Ansicht umschalten
Avatar von Karl-Katja Krach
  • Karl-Katja Krach

528 Beiträge seit 09.07.2019

Naturrecht generiert wie jedes Recht Fehlurteile...

Recht ist keine prinzipiell ewige verbale Rede und Gegenrede. Recht ist die Anwendung von allgemeinen, schriftlich verfassten Gesetzen auf konkrete Situationen. Bei der Interpretation von Gesetzen gibt es notwendig Unschärfen und Fehlurteile. Deswegen gibt es kein "gerechtes Gesetz".
Vgl. der Dialog von Derrida und Habermas in "Philosophie in Zeiten des Terrors", wo Habermas den Glauben an das "gerechte Gesetz" für notwendig erklärt und Derrida eine metaphysikkritische Perspektive einnimmt, ohne jeden Relativismus.

Durch die Umsetzung von Gesetzen kann keine Gerechtigkeit erreicht werden. Gesetze können nur eine noch größere Ungerechtigkeit verhindern. Gerechtigkeit wird in dem Maße erreicht, indem eine Gesellschaft befähigt wird, die Werte der Menschenrechte zu leben, ohne dass sie dabei soweit scheitert, dass Gerichte Urteile sprechen müssen.

Diese Werte sind in ihrem universalen Anspruch notwendig, denn Gerechtigkeit ist ein Versprechen allen Menschen gegenüber. Quasi-metaphysisch argumentiert: Wenn es Gerechtigkeit gibt, dann ist sie Gerechtigkeit allen Menschen gegenüber. Eine "Gerechtigkeit", die manchen Menschen gegenüber ungerecht wäre, wäre eine ungerechte Gerechtigkeit, also ein Widerspruch in sich.

Diese Dekonstruktion des Konzeptes des "gerechten Gesetzes" ist "solidarisch mit der Metaphysik im Augenblick ihres Sturzes" (Adorno).
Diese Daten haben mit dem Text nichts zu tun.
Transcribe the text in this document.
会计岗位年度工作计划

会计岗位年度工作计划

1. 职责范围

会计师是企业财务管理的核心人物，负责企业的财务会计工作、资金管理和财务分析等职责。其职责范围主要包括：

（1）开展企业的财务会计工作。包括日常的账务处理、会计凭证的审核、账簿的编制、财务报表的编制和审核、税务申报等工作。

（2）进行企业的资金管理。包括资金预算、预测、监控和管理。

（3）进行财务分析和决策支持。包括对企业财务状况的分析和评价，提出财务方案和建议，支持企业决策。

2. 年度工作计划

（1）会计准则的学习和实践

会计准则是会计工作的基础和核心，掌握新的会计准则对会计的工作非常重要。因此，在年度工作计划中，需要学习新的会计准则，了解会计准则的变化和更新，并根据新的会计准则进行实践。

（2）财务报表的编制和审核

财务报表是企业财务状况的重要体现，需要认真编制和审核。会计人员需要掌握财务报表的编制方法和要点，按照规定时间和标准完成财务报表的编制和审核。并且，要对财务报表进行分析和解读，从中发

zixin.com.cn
Die Werte der Menschenrechte müssen aber auch hinterfragbar bleiben. So ist die Rede von der "Brüderlichkeit" patriarchal und deswegen sprechen deswegen die meisten Linken von "Solidarität" oder "Geschwisterlichkeit".
Aus christlicher "Nächstenliebe" lässt man Menschen mit anderen Hautfarben im Mittelmeer ertrinken. Andreas Scheuer: "Das Schlimmste ist ein fußballspielender, ministrierender Senegalese, der über drei Jahre da ist. Weil den wirst Du nie wieder abschieben."
Nietzsche sprach sich schon im "Zarathustra" für den Wert den gegenchristlichen Wert der "Fernstenliebe" aus, weil dieser zu Selbstüberwindung führe, wie der Wert der Nächstenliebe es in seinen besseren Zeiten, vor seiner Abnutzung (seiner Inflation), getan hätte.

Dass also die Gewaltanwendung durch das Gesetz, die Gerichte und die Polizei in dieser Gesellschaft Normalität ist, dass eine jede kapitalistische Gesellschaft auf systematischer Gewaltanwendung zum Erhalt des Sondereigentums beruht und diese nicht als Scheitern des Bemühens um Gerechtigkeit, sondern als Bedingung des Erfolges und der Gerechtigkeit gewertet wird, ist aus dieser hier beschriebenen Sicht das quasimetaphysische Argument gegen den Kapitalismus und für die Internationale, das das metaphysische Naturrechtsargument ersetzt (als Ersetzung, nicht als Ersatz).

Fazit: Der Natur der Menschen (nicht des Menschen) können Menschen nicht durch Recht und Gesetz gerecht werden, denn das geht notwendig mit Ungerechtigkeit einher. Die Menschenrechte sind dann durchgesetzt, wenn kein Gericht mehr angerufen werden muss, um sie zu gewährleisten. Um diese Aporie der Menschenrechte zu wissen, gehört zur einer Aufklärung dazu, die nicht in die Falle ihrer eigenen Dialektik gehen will. In diesem Sinne deute ich das, was Marx über einen Staat geschrieben hat, der sich selbst abschafft.

Das Posting wurde vom Benutzer editiert (09.05.2021 04:24).